La position de l’administration américaine en faveur d’une levée temporaire des brevets sur les vaccins contre le Covid-19 suscite l’espoir en Afrique. Réclamée notamment par l’Inde et l’Afrique du Sud, cette mesure est destinée à accélérer la production et la distribution des vaccins anti-Covid, à l’heure où les pays pauvres manquent cruellement de doses. L’Organisation mondiale de la santé y voit aussi l’occasion pour l’Afrique de booster sa capacité de fabrication.
Un mois après le sommet de l’Union africaine sur l’autonomie vaccinale, l’OMS espère que la levée temporaire des brevets pourrait y contribuer. Car si elle est acceptée, cette solution permettrait à n’importe quel pays d’avoir accès à la « recette » pour fabriquer les vaccins anti-Covid, sans se soucier de la propriété intellectuelle.
Reste maintenant à accélérer le processus de transfert de technologies et à doter les pays africains des chaînes d’approvisionnement afin de produire eux-mêmes des vaccins. L’OMS le reconnait, tout cela a un coût et nécessitera des investissements importants.

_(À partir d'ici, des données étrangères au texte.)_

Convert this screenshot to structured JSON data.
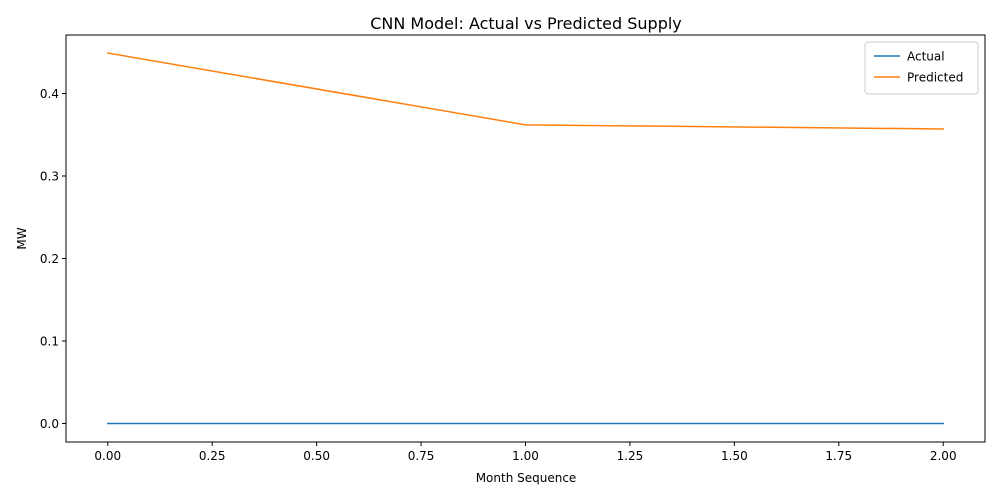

En attendant, certains pays d’Afrique sont en pôle position pour la fabrication de vaccins, comme le Maroc ou l’Algérie. L’Afrique du Sud a déjà annoncé la possibilité de développer sa capacité de production locale, tout comme l’Institut Pasteur au Sénégal. Et il y a besoin. Seulement 2% des doses disponibles dans le monde étaient administrées en Afrique. Un taux qui vient de tomber à 1% en raison des retards de livraison de l’Inde, un pays en proie à une sévère crise sanitaire.
L’OMS a lancé un appel aux dons des doses de vaccins, afin de réduire le décalage entre les pays pauvres et riches.
La levée des brevets est une partie importante de la solution pour l’Afrique. Mais il faudra aussi veiller à produire les composants des vaccins et en augmenter la quantité. Il faudra aussi diversifier les sites de fabrication.
Dr Matshidiso Moeti, directrice régionale de l’Organisation mondiale pour la santé pour l’Afrique
L’espoir des ONG en Afrique du Sud
En Afrique du Sud, pays qui est à l’origine avec l’Inde de la requête déposée en octobre auprès de l’Organisation mondiale du commerce, les associations espèrent que ce soutien de poids pourra faire pencher la balance, rapporte notre correspondante à Johannesburg, Claire Bargelès. Le président Cyril Ramaphosa s’est félicité de cette déclaration américaine, tout comme les ONG locales qui plaident pour que les vaccins soient accessibles aux pays les moins riches.
Parmi elles, Section 27 dont Umunyana Rugege est la directrice. « On ne peut pas continuer les affaires comme si de rien n’était. On voit qu’avec le vaccin contre le/la Covid-19, il n’y a pas suffisamment de producteurs au niveau mondial. Il faut que l’on fasse en sorte d’avoir davantage de capacités de production et l’un des outils pour y arriver, c’est cette requête de levée des brevets auprès de l’OMC. »
Il faut dire que le pays garde en mémoire la lutte menée dans les années 2000, afin que les traitements contre le virus du Sida soient plus abordables. Sibongile Tshabalala, présidente de l’organisation Treatment Action Campaign, regrette que ce combat contre les brevets soit toujours d’actualité.
« Souvenez-vous, au début de l’épidémie de VIH, quand il n’y avait pas de traitement ici : ce n’est pas qu’il n’y avait pas de traitement disponible, c’est qu’il y avait des brevets. C’est très décevant qu’aujourd’hui on doit encore militer et supplier les gouvernements de faire passer la vie des gens avant les profits. »
La Fédération de l’industrie pharmaceutique dénonce une requête qui pourrait être contre-productive, et freiner la recherche. De son côté, l’agence de santé de l’Union africaine appelle à la patience : même si la mesure finit par passer, augmenter la production demandera encore du temps, et des investissements.
Une nouvelle réunion de l’OMC devrait être programmée d’ici à la fin du mois, avant l’organisation d’un conseil spécifique début juin.